Yes, since IT administrators are administering the FileHold server. If an IT person removes a file from the FileHold Data folder (where documents are stored on the server), an error is logged in the Microsoft Windows server Event Viewer. However, if the system integrity check that runs within the software application server on the Document Repository is thrown, the software application server begins alerting via a Microsoft Windows event error/ alert. This can be monitored so that a person is alerted if this occurs.
How is FileHold more secure than a traditional filing cabinet?
An electronic document management system is far more secure than a traditional filing cabinet. People can go into a cabinet and remove paper files, break locks, and shred or burn files.
In addition to the four levels of security in the document management software itself, you can also do the following on the server side:
Nightly server imaging and nightly database backups
Real-time mirroring of the FileHold data repository. This process uses software to coy files and mirror the FileHold data structure to a different area where less IT personnel have access.
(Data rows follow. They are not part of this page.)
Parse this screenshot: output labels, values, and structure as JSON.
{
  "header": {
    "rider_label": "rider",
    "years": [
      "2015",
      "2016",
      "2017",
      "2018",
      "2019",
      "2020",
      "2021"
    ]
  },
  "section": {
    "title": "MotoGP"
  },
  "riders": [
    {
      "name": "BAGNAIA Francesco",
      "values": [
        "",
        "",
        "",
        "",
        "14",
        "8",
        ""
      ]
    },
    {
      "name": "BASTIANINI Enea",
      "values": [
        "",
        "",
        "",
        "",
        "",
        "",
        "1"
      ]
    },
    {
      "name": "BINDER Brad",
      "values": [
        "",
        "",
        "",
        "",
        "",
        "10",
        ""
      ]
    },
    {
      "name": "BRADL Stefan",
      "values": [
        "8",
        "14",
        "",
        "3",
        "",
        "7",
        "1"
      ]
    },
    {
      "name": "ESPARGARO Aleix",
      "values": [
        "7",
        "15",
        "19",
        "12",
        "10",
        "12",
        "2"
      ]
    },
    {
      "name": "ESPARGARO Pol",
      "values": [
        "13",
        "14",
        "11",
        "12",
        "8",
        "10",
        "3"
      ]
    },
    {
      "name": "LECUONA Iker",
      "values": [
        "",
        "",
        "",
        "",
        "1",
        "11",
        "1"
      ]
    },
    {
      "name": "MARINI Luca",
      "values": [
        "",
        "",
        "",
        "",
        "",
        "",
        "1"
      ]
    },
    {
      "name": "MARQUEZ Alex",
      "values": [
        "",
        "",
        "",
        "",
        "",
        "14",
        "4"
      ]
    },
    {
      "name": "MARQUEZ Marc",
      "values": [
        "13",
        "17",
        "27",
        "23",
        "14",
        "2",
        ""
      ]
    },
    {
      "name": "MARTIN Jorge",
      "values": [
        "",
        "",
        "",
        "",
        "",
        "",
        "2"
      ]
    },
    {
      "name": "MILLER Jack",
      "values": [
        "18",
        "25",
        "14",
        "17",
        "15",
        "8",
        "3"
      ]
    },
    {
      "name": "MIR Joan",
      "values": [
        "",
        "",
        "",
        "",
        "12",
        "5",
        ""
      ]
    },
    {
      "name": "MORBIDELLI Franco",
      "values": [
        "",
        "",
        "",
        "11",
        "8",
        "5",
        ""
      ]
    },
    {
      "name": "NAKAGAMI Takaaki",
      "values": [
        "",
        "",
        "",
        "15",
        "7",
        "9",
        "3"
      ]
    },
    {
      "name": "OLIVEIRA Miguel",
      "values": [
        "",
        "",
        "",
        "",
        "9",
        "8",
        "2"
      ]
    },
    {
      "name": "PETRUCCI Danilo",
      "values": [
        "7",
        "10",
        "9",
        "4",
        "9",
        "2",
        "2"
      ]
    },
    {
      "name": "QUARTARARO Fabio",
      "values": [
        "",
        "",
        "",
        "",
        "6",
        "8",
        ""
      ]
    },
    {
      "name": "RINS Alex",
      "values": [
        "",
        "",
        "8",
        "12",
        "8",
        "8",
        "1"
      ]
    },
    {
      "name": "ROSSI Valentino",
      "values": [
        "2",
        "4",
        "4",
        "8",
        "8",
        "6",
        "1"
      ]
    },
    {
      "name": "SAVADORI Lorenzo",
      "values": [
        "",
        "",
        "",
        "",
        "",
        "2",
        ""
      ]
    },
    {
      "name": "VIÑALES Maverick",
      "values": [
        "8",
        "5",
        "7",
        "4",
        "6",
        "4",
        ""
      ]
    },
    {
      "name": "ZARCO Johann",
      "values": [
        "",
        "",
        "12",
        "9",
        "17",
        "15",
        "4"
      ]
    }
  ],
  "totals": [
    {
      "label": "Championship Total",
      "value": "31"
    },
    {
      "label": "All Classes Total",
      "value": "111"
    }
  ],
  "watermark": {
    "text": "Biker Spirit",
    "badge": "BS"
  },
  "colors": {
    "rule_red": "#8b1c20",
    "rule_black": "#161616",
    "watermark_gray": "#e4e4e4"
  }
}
Using a file auditing software package.
Can procedures be put in place or be adopted to make sure that one person, such as an IT administrator, cannot delete a file? For instance, can the system be set up such that to delete a file, approval from at least two senior people with different passwords is required?
There is nothing that exists "out of the box" for two different passwords to secure a deletion event. This would make it very tough to manage for many FileHold customers storing hundreds of thousands or millions of documents. Also, anyone in charge of the Active Directory domain could reset the other IT personnel's user passwords and then proceed to login with their account and delete the files. All of this would have to be carefully thought through with systems and controls implemented and regular audits and procedures to safeguard the entire process.
Documents could be stored on a SAN or NAS appliance (SANs have better features but cost more) that allow access to a FileHold domain service account and their enterprise data backup software to have backup data related access to the FileHoldData folder. In this way, other users could then not have actual delete permissions. Instead, file deletion would be done at the NTFS file level. However, this could cause problems for IT disaster recovery and emergencies. If an IT person cannot access the files or remove problem files, this could be a support problem.
It is easier just to implement data backup and server imaging software so that deleted files can be recovered.
What type of IT administrator responsibilities do you recommend?
We recommend that you have different IT personnel in charge the different administrative functions:
Microsoft Active Directory users and passwords
Network and security
Backups of data and testing of backups
This is more complex but it allows for less dependence and trust in a single person.
Can we add security reporting?
There is extensive security auditing in Windows Server and a wide range of security software from third parties. FileHold cannot make specific recommendations due to liability reasons.